Когда по делу о пожаре в «Виктории» допрашивают чиновников, практически всегда это похоже на ловлю рыбы голыми руками. Рыба выскальзывает, чиновники очень сожалеют о случившемся, и тоже выскальзывают.
Допрос пожарных на заседании по делу Ланиной – Саркисяна 30 ноября 2018 был довольно драматичным и объемным. Инспектора Киевского ГСЧС Леонида Бондаря, проводившего в июне 2017 плановую проверку соблюдения правил пожарной безопасности в лагере, допрашивали почти два часа. Одни и те же вопросы от прокурора, адвокатов, потерпевших и обвиняемого. И почти одни и те же ответы.

Суд никак не мог понять, как же так: аж две плановые проверки в 2016 и 2017 годах, когда деревянные срубы уже вовсю эксплуатировались и были заселены детьми, а пожарный инспектор не имел права их проверять, и, видимо, даже не имел права видеть детей. Он имел право только видеть то, что на территории «Виктории» два года подряд ведется строительство и «бегают» с отвертками.

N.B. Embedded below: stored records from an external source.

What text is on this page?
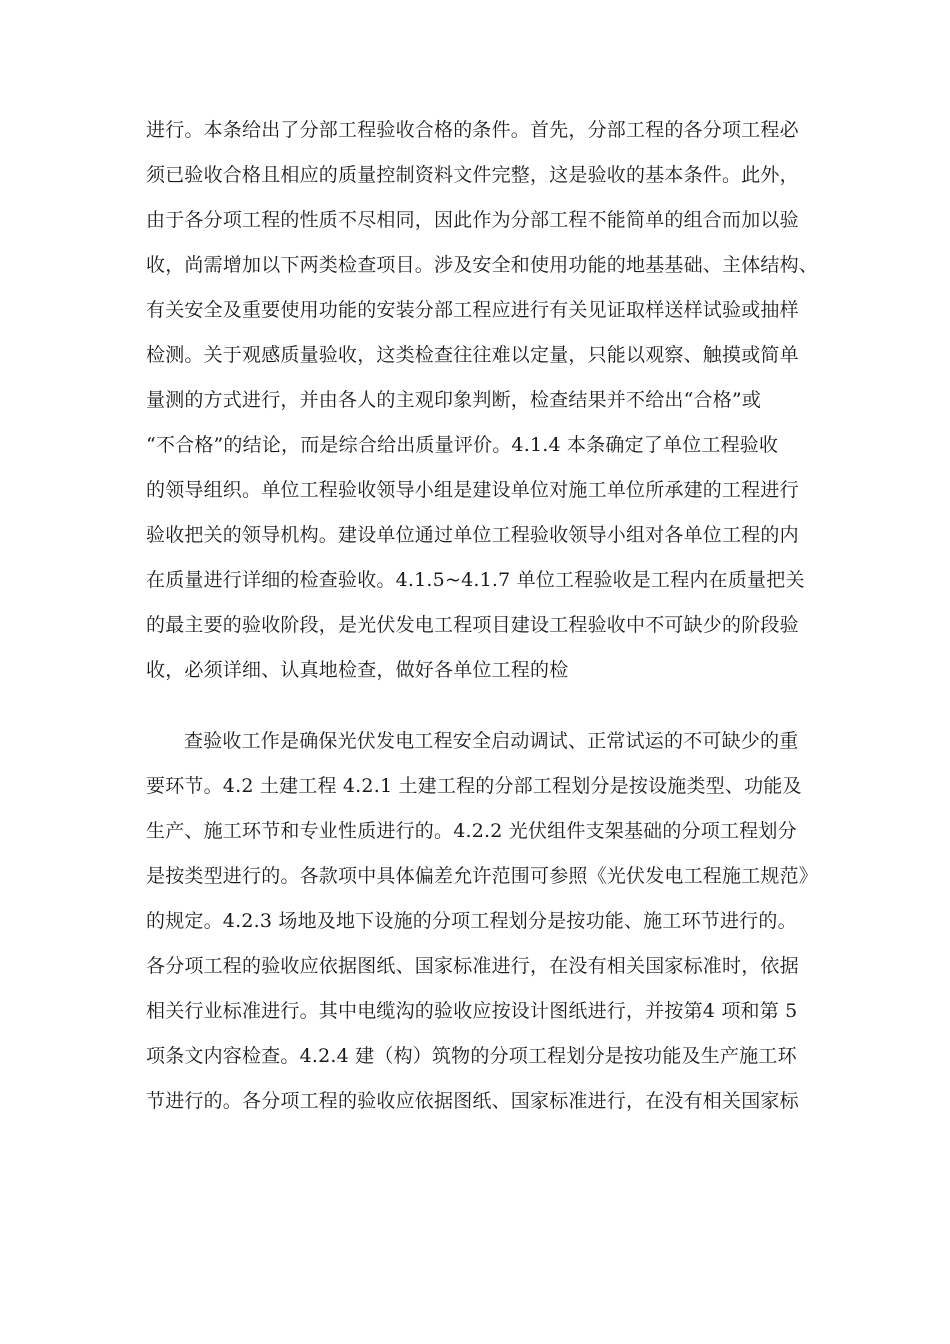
进行。本条给出了分部工程验收合格的条件。首先，分部工程的各分项工程必
须已验收合格且相应的质量控制资料文件完整，这是验收的基本条件。此外，
由于各分项工程的性质不尽相同，因此作为分部工程不能简单的组合而加以验
收，尚需增加以下两类检查项目。涉及安全和使用功能的地基基础、主体结构、
有关安全及重要使用功能的安装分部工程应进行有关见证取样送样试验或抽样
检测。关于观感质量验收，这类检查往往难以定量，只能以观察、触摸或简单
量测的方式进行，并由各人的主观印象判断，检查结果并不给出“合格”或
“不合格”的结论，而是综合给出质量评价。4.1.4 本条确定了单位工程验收
的领导组织。单位工程验收领导小组是建设单位对施工单位所承建的工程进行
验收把关的领导机构。建设单位通过单位工程验收领导小组对各单位工程的内
在质量进行详细的检查验收。4.1.5~4.1.7 单位工程验收是工程内在质量把关
的最主要的验收阶段，是光伏发电工程项目建设工程验收中不可缺少的阶段验
收，必须详细、认真地检查，做好各单位工程的检
查验收工作是确保光伏发电工程安全启动调试、正常试运的不可缺少的重
要环节。4.2 土建工程 4.2.1 土建工程的分部工程划分是按设施类型、功能及
生产、施工环节和专业性质进行的。4.2.2 光伏组件支架基础的分项工程划分
是按类型进行的。各款项中具体偏差允许范围可参照《光伏发电工程施工规范》
的规定。4.2.3 场地及地下设施的分项工程划分是按功能、施工环节进行的。
各分项工程的验收应依据图纸、国家标准进行，在没有相关国家标准时，依据
相关行业标准进行。其中电缆沟的验收应按设计图纸进行，并按第4 项和第 5
项条文内容检查。4.2.4 建（构）筑物的分项工程划分是按功能及生产施工环
节进行的。各分项工程的验收应依据图纸、国家标准进行，在没有相关国家标
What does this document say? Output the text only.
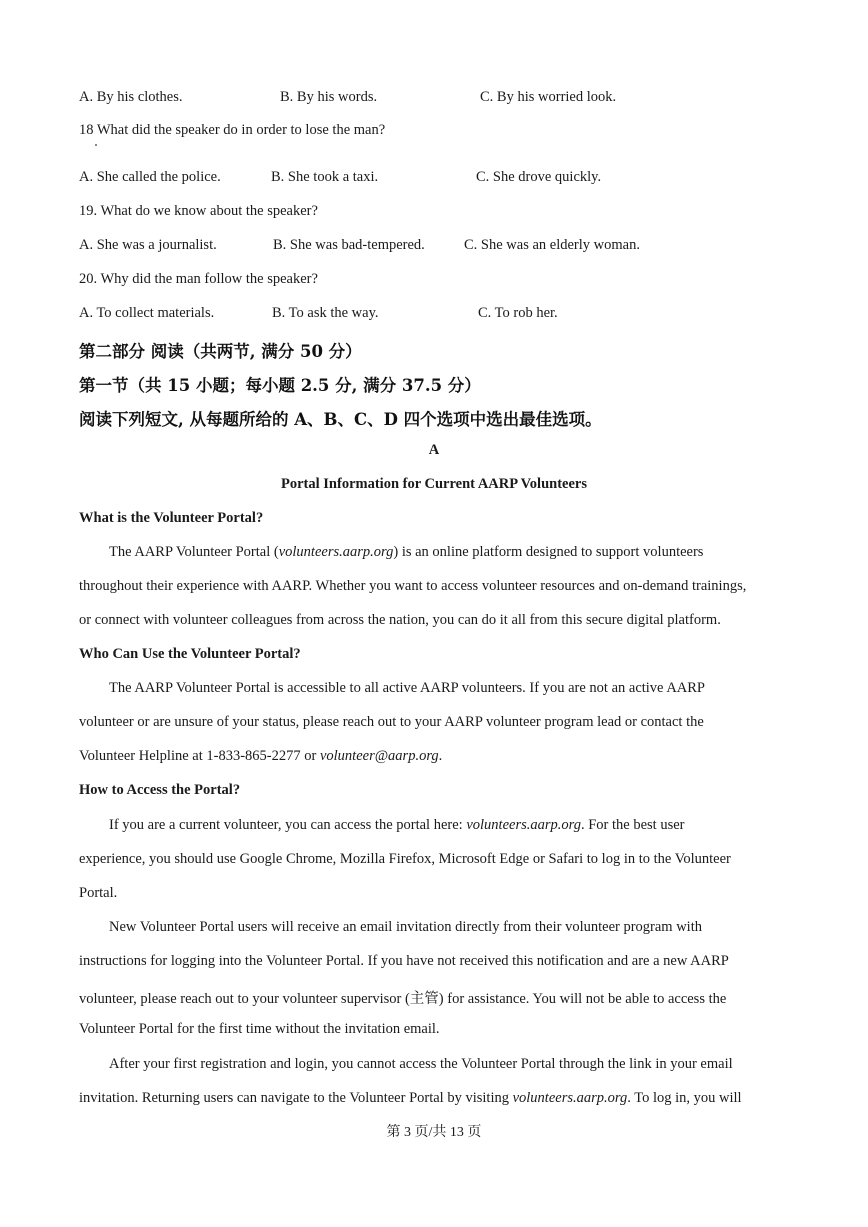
A. By his clothes.	B. By his words.	C. By his worried look.
18 What did the speaker do in order to lose the man?
A. She called the police.	B. She took a taxi.	C. She drove quickly.
19. What do we know about the speaker?
A. She was a journalist.	B. She was bad-tempered.	C. She was an elderly woman.
20. Why did the man follow the speaker?
A. To collect materials.	B. To ask the way.	C. To rob her.
第二部分 阅读（共两节, 满分 50 分）
第一节（共 15 小题；每小题 2.5 分, 满分 37.5 分）
阅读下列短文, 从每题所给的 A、B、C、D 四个选项中选出最佳选项。
A
Portal Information for Current AARP Volunteers
What is the Volunteer Portal?
The AARP Volunteer Portal (volunteers.aarp.org) is an online platform designed to support volunteers
throughout their experience with AARP. Whether you want to access volunteer resources and on-demand trainings,
or connect with volunteer colleagues from across the nation, you can do it all from this secure digital platform.
Who Can Use the Volunteer Portal?
The AARP Volunteer Portal is accessible to all active AARP volunteers. If you are not an active AARP
volunteer or are unsure of your status, please reach out to your AARP volunteer program lead or contact the
Volunteer Helpline at 1-833-865-2277 or volunteer@aarp.org.
How to Access the Portal?
If you are a current volunteer, you can access the portal here: volunteers.aarp.org. For the best user
experience, you should use Google Chrome, Mozilla Firefox, Microsoft Edge or Safari to log in to the Volunteer
Portal.
New Volunteer Portal users will receive an email invitation directly from their volunteer program with
instructions for logging into the Volunteer Portal. If you have not received this notification and are a new AARP
volunteer, please reach out to your volunteer supervisor (主管) for assistance. You will not be able to access the
Volunteer Portal for the first time without the invitation email.
After your first registration and login, you cannot access the Volunteer Portal through the link in your email
invitation. Returning users can navigate to the Volunteer Portal by visiting volunteers.aarp.org. To log in, you will
第 3 页/共 13 页
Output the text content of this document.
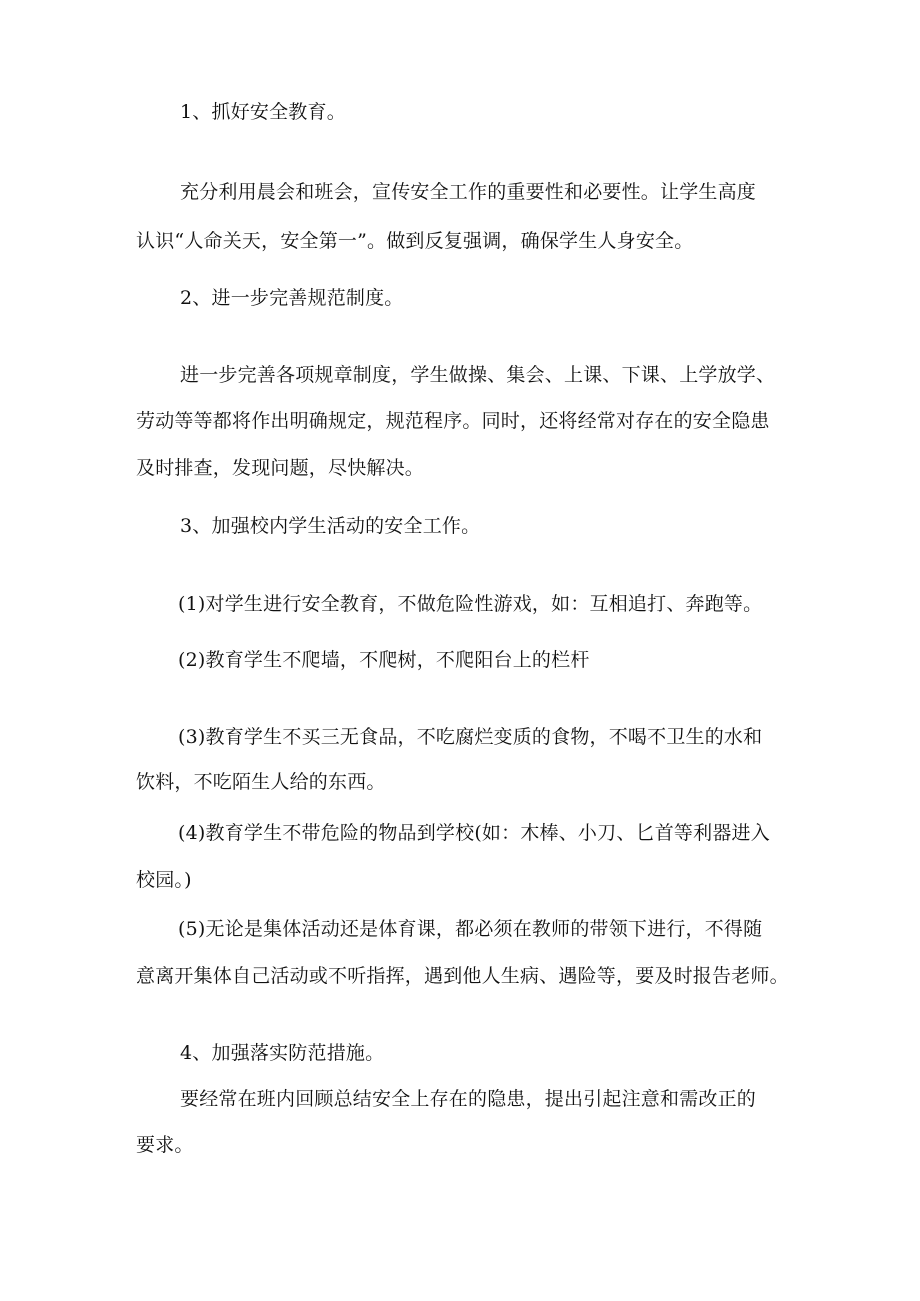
1、抓好安全教育。
充分利用晨会和班会，宣传安全工作的重要性和必要性。让学生高度
认识“人命关天，安全第一”。做到反复强调，确保学生人身安全。
2、进一步完善规范制度。
进一步完善各项规章制度，学生做操、集会、上课、下课、上学放学、
劳动等等都将作出明确规定，规范程序。同时，还将经常对存在的安全隐患
及时排查，发现问题，尽快解决。
3、加强校内学生活动的安全工作。
(1)对学生进行安全教育，不做危险性游戏，如：互相追打、奔跑等。
(2)教育学生不爬墙，不爬树，不爬阳台上的栏杆
(3)教育学生不买三无食品，不吃腐烂变质的食物，不喝不卫生的水和
饮料，不吃陌生人给的东西。
(4)教育学生不带危险的物品到学校(如：木棒、小刀、匕首等利器进入
校园。)
(5)无论是集体活动还是体育课，都必须在教师的带领下进行，不得随
意离开集体自己活动或不听指挥，遇到他人生病、遇险等，要及时报告老师。
4、加强落实防范措施。
要经常在班内回顾总结安全上存在的隐患，提出引起注意和需改正的
要求。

Потому что на вопрос, который задавали практически все участники процесса, проживали ли дети на момент его проверок в деревянных корпусах, он отвечал сначала несколько размыто, а потом, раз от разу, все более решительно, что на сам момент проверки он ни разу не видел проживающих в деревянных корпусах детей. К тому же, в отсутствие декларации на окончание строительных работ, он не имел полномочий на проверку собственно этих деревянных корпусов, так как они оставались объектом строительства, а не эксплуатации. В качестве косвенного подтверждения этого, Бондарь несколько раз повторил, что между каменными и деревянными корпусами была бетонная стена, что не вызвало у суда никаких вопросов, несмотря на то, что данная стена отгораживает другой строящийся в «Виктории» объект, на который городской бюджет продолжает регулярно выделять деньги.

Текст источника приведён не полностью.